Alaska Marine Highway
Alaska Marine Highway System Celebrates its 50th

From of its southernmost port in Bellingham, Wash., all the way to Dutch Harbor in the Aleutian Islands, the highway’s 3,500 miles offer some of the most spectacular views in the world on board one of 11 ferries of various sizes that make up the fleet. The story begins in 1949, before Alaska was a state, with a single surplus navy vessel that carried passengers between the Inside Passage communities of JuneauHaines and Skagway. Two years later, the private company that owned the M/V Chilkat sold it to Alaska’s territorial government (Alaska didn’t become a state until 1959). For years, the vessel operated alone, transporting people, vehicles and goods. Cars were driven onto the ferry over two narrow planks – one under each tire. With time, the fleet grew as newer and faster ferries were added and the ferry system gained popularity among visitors and locals alike as a fun, affordable way to travel.

Alaska’s ferries offer independent-minded travelers the flexibility and convenience to tailor their trip to their exact specifications, hopping on and off for a few hours or days at a time. Passengers can take a car, motorhome, motorcycle, kayak or bike on board and see remote destinations along with some of the state’s most popular cruise ports. With so many experiences just minutes from the main deck, the ferry is a great way to get to know the area without the scheduling constraints of organized tours.

On top of that, the ferry follows the same phenomenal routes through the Inside Passage and Prince William Sound as the cruise ships that ply state waters during the summer. In recognition of the exceptional experience offered on board, in 2002, the National Scenic Byway program named the Alaska Marine Highway System the first marine-based route in its portfolio, and in 2005, the system was upgraded to All-American Road status – the highest level of recognition available under the program. What the designation signals to travelers is that the route features nationally significant scenic, cultural and historical characteristics.

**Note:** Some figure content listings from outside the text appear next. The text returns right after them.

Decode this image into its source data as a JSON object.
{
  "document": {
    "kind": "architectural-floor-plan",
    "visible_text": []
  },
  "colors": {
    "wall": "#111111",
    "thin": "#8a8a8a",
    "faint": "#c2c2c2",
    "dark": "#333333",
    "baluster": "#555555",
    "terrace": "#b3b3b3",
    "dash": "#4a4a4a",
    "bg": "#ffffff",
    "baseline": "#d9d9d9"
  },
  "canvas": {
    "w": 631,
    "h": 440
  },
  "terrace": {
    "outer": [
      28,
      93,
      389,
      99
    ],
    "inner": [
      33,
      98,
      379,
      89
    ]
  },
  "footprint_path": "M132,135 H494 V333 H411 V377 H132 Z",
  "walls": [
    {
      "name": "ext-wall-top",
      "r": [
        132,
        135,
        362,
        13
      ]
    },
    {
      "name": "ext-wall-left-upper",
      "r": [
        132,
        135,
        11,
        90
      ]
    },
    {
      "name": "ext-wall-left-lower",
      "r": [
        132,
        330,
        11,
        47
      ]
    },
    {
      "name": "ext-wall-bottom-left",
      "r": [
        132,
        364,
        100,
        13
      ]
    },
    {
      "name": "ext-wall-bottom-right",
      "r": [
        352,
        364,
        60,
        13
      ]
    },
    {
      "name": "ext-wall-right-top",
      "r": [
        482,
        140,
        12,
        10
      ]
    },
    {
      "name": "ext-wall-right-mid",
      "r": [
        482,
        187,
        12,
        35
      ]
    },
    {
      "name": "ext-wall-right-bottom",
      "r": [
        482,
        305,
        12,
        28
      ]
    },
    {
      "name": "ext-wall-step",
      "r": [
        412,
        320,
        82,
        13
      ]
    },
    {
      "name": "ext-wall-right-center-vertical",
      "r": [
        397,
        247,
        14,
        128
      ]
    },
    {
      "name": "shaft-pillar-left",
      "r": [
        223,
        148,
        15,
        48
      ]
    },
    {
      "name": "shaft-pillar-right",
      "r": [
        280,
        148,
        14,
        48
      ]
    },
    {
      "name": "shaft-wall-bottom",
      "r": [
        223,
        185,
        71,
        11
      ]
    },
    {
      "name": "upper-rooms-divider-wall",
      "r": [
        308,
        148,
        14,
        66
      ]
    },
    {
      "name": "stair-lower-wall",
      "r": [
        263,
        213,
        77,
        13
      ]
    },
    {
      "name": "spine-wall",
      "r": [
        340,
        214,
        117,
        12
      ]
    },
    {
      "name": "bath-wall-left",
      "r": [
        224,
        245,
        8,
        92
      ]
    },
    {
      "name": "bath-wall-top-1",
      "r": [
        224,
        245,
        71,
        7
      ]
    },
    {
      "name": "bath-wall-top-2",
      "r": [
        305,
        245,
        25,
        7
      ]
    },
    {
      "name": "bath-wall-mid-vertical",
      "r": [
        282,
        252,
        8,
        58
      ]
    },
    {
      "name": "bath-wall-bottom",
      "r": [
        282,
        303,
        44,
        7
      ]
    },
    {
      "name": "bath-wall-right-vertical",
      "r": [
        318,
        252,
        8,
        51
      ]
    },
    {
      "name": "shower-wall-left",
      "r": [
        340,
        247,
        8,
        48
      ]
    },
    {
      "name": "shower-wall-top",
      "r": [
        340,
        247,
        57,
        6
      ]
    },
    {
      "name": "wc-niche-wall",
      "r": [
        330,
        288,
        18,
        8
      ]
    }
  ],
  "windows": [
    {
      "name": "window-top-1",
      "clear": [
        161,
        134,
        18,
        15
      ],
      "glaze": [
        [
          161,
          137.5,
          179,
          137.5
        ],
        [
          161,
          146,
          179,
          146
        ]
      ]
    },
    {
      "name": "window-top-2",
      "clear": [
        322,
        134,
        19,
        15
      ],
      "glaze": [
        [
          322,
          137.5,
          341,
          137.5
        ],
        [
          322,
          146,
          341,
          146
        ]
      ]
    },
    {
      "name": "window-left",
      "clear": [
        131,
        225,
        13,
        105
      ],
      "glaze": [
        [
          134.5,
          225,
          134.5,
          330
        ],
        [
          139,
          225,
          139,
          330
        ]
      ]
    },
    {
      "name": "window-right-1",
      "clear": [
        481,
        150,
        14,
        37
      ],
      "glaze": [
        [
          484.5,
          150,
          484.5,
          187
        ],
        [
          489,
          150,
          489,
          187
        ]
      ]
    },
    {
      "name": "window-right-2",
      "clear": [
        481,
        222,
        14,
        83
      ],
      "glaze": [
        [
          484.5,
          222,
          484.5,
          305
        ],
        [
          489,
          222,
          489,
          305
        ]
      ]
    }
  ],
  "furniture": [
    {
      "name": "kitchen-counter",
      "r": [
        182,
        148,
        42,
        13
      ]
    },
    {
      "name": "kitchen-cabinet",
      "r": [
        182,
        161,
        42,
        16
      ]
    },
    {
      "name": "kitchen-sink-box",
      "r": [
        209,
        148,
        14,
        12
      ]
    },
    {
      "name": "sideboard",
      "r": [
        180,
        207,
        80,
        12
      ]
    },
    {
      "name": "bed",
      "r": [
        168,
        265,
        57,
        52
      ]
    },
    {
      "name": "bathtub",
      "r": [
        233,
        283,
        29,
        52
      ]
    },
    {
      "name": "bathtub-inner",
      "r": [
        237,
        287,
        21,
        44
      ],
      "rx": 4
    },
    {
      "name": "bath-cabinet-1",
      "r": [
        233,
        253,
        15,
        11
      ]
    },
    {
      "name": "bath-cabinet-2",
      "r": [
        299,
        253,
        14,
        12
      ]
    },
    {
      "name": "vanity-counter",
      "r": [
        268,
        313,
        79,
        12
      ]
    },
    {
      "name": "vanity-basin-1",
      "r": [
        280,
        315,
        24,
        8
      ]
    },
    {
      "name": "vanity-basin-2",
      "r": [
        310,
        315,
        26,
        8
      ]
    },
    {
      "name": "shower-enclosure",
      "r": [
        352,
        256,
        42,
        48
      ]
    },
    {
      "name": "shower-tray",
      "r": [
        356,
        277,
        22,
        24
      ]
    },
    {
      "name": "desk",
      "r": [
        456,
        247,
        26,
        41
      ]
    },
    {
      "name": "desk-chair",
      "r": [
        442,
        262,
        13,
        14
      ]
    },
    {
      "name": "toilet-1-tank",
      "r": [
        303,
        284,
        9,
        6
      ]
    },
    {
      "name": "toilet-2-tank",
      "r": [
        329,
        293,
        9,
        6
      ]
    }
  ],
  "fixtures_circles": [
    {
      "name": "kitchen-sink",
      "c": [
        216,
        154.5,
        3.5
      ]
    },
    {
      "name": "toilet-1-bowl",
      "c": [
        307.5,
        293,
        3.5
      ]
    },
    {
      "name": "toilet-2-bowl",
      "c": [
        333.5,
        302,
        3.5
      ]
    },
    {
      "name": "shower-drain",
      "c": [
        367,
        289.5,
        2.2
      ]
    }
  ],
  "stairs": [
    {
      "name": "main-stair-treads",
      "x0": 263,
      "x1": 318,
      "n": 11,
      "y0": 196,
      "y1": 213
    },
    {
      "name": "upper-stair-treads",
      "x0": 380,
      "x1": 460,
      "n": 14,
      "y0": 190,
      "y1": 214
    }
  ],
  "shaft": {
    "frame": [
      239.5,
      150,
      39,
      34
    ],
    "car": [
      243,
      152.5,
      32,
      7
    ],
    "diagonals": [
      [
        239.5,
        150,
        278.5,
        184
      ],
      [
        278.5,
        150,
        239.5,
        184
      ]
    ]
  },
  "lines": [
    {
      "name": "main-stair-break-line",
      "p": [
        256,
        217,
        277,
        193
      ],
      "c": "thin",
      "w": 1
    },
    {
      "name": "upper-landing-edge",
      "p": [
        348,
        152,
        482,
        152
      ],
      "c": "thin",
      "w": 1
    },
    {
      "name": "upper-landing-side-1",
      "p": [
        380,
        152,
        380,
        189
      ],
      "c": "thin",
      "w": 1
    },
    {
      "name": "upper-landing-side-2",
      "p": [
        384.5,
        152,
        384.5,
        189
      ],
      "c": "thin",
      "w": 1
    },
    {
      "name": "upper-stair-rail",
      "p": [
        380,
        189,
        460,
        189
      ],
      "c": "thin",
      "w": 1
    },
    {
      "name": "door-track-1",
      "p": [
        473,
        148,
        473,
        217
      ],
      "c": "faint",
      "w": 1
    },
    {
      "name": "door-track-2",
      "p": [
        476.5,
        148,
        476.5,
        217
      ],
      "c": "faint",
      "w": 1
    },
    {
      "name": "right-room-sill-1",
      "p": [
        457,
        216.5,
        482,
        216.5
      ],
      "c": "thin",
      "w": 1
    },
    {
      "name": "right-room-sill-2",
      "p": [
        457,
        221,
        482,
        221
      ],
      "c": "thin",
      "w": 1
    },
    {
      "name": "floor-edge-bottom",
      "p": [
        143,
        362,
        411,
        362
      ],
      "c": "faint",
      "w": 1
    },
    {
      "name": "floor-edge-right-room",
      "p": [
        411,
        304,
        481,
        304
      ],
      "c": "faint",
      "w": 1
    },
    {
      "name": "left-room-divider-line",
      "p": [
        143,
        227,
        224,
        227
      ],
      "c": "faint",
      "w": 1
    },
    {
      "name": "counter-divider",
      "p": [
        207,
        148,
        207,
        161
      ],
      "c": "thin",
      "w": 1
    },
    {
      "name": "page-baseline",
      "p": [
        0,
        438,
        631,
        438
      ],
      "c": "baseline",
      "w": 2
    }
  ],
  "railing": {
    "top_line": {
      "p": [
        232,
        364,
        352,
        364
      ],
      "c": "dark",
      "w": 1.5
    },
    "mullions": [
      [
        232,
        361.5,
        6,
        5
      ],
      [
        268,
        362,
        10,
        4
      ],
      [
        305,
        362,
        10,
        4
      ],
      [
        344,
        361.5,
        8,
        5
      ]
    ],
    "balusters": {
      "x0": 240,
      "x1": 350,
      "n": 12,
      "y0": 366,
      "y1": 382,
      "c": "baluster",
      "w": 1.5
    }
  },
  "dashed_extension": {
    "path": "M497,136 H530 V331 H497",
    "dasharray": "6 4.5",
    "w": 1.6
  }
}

For sleeping accommodations, passengers can book a cabin or hang out in one of the covered lounge areas, but many choose to save some money and pitch a tent right on deck. With so much sunlight during the summer months, the deck is place to be, with people mingling and visiting to pass the time and sharing adventure stories and travel tips with other independent travelers. Showers, dining facilities, on-board naturalists, a movie lounge and other amenities make the ferries a great family travel experience. It is recommended to make reservations ahead of time for cabins and car space on deck, as those are often in high demand. When packing for the trip, keep a camera and binoculars within reach as you may need them to see breaching whales and calving glaciers, which are common sights in these waters along with porpoises, seals, sea otters, bald eagles and numerous other wildlife species.